The future of Seesmic, Social Video Objects and Copyright
The second session was a discussion on the "videotwitters" like Seesmic - general view is that they were not as yet compelling at all due to all the metadata issues, and the "shorter the better" - like 12secondTV - was seen to be the best way. How will they make money - the view is that they are not sandalone and naturally belong as adjuncts to Telco type services, paid for as part of a connectivity bundle
The discussion sort of sideswayed off to talk about how low the interactivity of conventional media was, and the view that a "use it or lose it" culture may emerge - ie if a piece of MSM is put out but doesn't join the conversation, the conversation may well appropriate the medium (not so much piracy as squatting if you like). thsi of course led to discussions about teh future of copyright, especially for these nuggets of social object content.
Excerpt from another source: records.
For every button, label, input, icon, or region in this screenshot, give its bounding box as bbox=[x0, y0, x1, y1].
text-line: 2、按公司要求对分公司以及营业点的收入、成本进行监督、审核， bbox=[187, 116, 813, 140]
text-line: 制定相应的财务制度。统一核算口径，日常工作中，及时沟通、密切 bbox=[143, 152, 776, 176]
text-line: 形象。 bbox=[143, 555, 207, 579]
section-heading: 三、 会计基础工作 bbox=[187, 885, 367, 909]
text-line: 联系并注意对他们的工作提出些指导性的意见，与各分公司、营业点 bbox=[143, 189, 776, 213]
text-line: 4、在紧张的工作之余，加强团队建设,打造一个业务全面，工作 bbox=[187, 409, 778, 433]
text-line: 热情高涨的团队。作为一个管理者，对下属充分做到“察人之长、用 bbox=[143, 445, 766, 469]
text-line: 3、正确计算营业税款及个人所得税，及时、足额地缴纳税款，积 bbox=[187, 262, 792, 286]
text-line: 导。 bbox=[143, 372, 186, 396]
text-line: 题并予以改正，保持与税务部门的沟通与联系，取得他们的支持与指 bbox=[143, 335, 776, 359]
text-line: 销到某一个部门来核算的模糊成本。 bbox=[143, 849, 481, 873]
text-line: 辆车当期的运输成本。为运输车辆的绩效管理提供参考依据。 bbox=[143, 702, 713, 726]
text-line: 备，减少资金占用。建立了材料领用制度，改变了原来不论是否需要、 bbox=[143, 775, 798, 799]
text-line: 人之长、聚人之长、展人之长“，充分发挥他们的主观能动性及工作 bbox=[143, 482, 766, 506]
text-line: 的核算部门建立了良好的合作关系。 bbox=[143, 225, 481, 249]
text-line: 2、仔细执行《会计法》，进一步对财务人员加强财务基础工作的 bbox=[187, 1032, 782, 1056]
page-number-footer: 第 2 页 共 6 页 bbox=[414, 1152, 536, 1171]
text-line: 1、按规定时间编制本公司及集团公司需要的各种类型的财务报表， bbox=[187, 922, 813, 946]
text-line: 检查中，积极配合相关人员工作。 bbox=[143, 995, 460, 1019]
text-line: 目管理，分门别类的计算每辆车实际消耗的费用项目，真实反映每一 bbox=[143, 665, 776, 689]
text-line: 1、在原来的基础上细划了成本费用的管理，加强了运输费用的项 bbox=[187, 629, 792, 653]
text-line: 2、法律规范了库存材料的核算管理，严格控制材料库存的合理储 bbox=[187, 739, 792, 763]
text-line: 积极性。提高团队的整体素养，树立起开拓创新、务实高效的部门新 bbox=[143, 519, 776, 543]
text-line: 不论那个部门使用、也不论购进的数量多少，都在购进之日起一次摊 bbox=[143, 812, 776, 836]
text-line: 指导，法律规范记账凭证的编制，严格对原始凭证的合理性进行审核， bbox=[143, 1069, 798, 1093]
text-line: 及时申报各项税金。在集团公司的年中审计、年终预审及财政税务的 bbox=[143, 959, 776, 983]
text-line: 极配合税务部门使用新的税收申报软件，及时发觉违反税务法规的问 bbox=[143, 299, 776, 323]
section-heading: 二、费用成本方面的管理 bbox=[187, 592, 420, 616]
No conclusions, except at present the mountain of new usage and the Mohammed of traditional copyright dogma will have to come together in the next few years.
So how do we use video socially then?
The last discussion tackled social video - the key observations were that:
- Joost didn't get to define how we socialise while watching video - a horizontal app, Twitter, is now the chat system of choice while people watch TV.
- When it come to enjoying content we are not so much social as tribal - we cleave to people who liek what we like (we duscussed the difficulty if dealing with social text net friends who had lousy taste in music and video - do you have different friends for different mediums?)
- Social Media works best when people react to smaller nuggets of content - its not really great for essay clinics - so video will need to be broken into smaller chunks anyway.
Another aside on this - we noted that a lot of us would fire up say a TED video, and then just listen to it rather than actually watch it. Why was this? Well, to make a video takes a lot more care, the presenters are more structured in general compared to audio (also, as one person noted, you tend to eyeball the video's presenter to take a view about listening more) for so the bang per buck per minute is higher.